My issue
I want to understand the basic approach to this problem
My code
import java.util.Scanner;
import java.lang.*;
import java.io.*;
class Codechef
{
public static void main(String[] args) throws java.lang.Exception
{
Scanner sc = new Scanner(System.in);
int t = sc.nextInt();
int sum = 0, largest = 0, index = 0, sales = 0;
for (int i = 0; i < t; i++) {
int n = sc.nextInt();
int arr[] = new int[n];
for (int j = 0; j < n; j++) {
arr[j] = sc.nextInt();
}
for (int k = 0; k < n; k++) {
for (int l = 0; l <= k; l++) {
if (l == k) {
sum = sum + (arr[l] * 2);
} else {
sum = sum + arr[l];
}
}
if (sum > largest) {
largest = sum;
index = k;
}
}System.out.println(largest);
for (int p = 0; p < index; p++) {
sales = sales + arr[p];
}
System.out.println(sales + (arr[index] * 2));
}
}
}
Problem Link: Sale Practice Coding Problem - CodeChef
You have a couple of issues which I commented in your code below:
- Your “largest” variable was initialized outside each test, breaking each-test largest logic
- You are using very large numbers (10^9). You should use long type instead of int.
- You waste too much time using nested loops. You could’ve used an auxilar variable to keep track of the sums, instead of summing each time (which also is never initialized within the test).
- You print something necessarily based on “index” something.
import java.util.Scanner;
import java.lang.*;
import java.io.*;
class Codechef
{
public static void main(String[] args) throws java.lang.Exception
{
Scanner sc = new Scanner(System.in);
int t = sc.nextInt();
long sum = 0, largest = 0, index = 0, sales = 0;
for (int i = 0; i < t; i++) {
// Each test has its own largest
largest = 0;
int n = sc.nextInt();
long arr[] = new long[n];
for (int j = 0; j < n; j++) {
arr[j] = sc.nextLong();
// You base largest is the original sum of all days
largest += arr[j];
}
// Don't waste loops.

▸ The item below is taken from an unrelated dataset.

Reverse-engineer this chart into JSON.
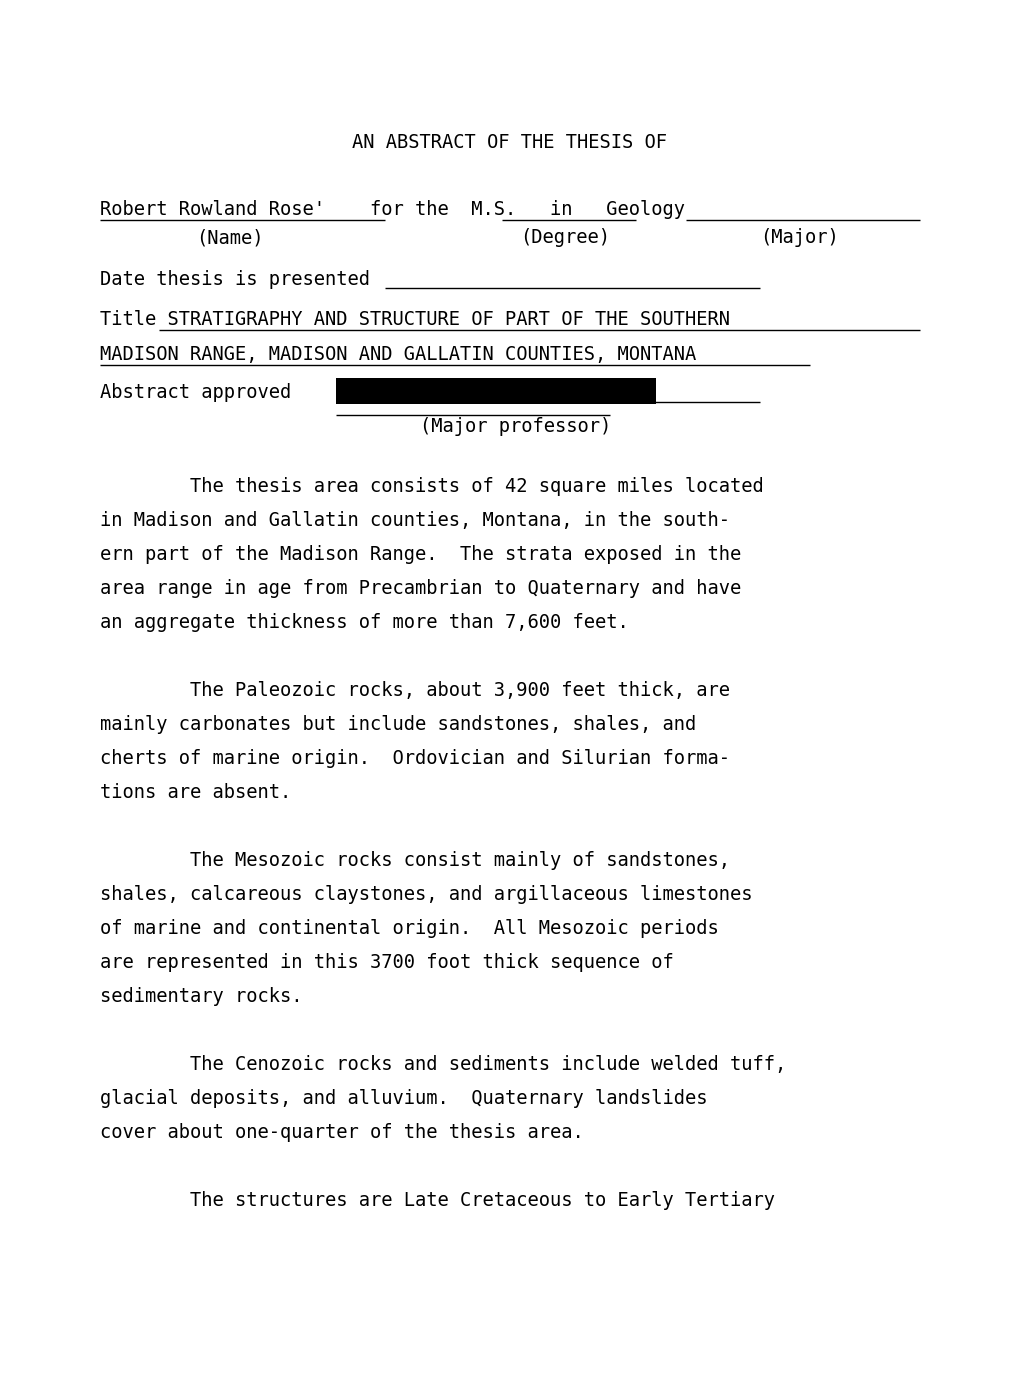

Just take into consideration your prev days
long prevDays = 0;
for (int k = 0; k < n; k++) {
/* This is so computationally heavy. Nested loops are the last option
for (int l = 0; l <= k; l++) {
if (l == k) {
sum = sum + (arr[l] * 2);
} else {
sum = sum + arr[l];
}
}*/
sum = prevDays + arr[k]*2;
if (sum > largest) {
largest = sum;
//index = k; // Why do you want this??
}
// Sum the prev days
prevDays += arr[k];
}
System.out.println(largest);
/*
for (int p = 0; p < index; p++) {
sales = sales + arr[p];
}
System.out.println(sales + (arr[index] * 2));
*/
}
}
}
can you explain me the use of variable largest which you are using. As I am not able to understand what is the use of it and what actually it is pointing.
Each test has an array the numbers, the sales Chef can make, say:
A = [1,1,1,1]
“largest” (or biggest) is the maximum amount of sales Chef can do. In this example “largest” would be 5 (1+1+1+2*1)
A= [1,7,2,1]
largest = 15 (1+7*2)
“Largest” variable is compared with all the possibilities, and stores the maximum possible.